Research guide to LGBT Studies

Primary Sources

Sometimes your assignment will instruct you to use "primary sources."

Definition: Primary Source 
Primary sources are usually defined as first hand information or data that is generated by witnesses or participants in past events.  Evaluating whether something can be used as a primary source depends on two things:

  • Proximity to the source. Ideally the best type of source material comes from a person or process that is closest in time or proximity to the event, person or place under study. Usually the creator of this type of primary source is an eyewitness who left a record for personal or procedural purposes. Reliability of sources declines as one get farther in time and proximity.
  • Questions asked. Determining whether a source is a primary source often depends on the questions asked of it by the researcher.

For example...

A history text from the 1950s about the rise of Catholicism in America is usually considered a secondary source. However, a researcher investigating prevailing attitudes about religion in the 1950s may consider this work a primary source.

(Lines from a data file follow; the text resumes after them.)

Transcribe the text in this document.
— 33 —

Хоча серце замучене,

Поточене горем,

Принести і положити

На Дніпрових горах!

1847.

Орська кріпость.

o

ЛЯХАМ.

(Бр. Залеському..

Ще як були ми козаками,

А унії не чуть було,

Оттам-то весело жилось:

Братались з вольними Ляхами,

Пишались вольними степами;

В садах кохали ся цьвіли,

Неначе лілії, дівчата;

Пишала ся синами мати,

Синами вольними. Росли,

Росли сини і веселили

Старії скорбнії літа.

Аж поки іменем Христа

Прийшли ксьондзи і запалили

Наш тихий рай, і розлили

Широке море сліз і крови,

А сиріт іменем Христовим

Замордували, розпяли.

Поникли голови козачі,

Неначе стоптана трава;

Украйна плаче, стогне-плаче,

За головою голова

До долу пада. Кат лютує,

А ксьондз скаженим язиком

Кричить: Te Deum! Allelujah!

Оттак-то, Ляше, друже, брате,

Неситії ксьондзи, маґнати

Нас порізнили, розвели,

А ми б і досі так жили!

What is the difference between a primary source and a secondary source?
Definition: Secondary Source 

Secondary sources are completely removed in proximity from the original event, person or place but seek to provide an interpretation based on primary sources. There is a continuum from primary to secondary sources, and many sources show elements of both.

 

 

For example...

Ken Burns's television documentary about the American Civil War is a secondary source that uses primary sources to tell a story. A memoir written by a Civil War veteran in 1887, twenty-two years after the end of the Civil War, can be considered a primary source, albeit far removed from the actual events. A history text about the Civil War written in 1987, however, is most definitely a secondary source.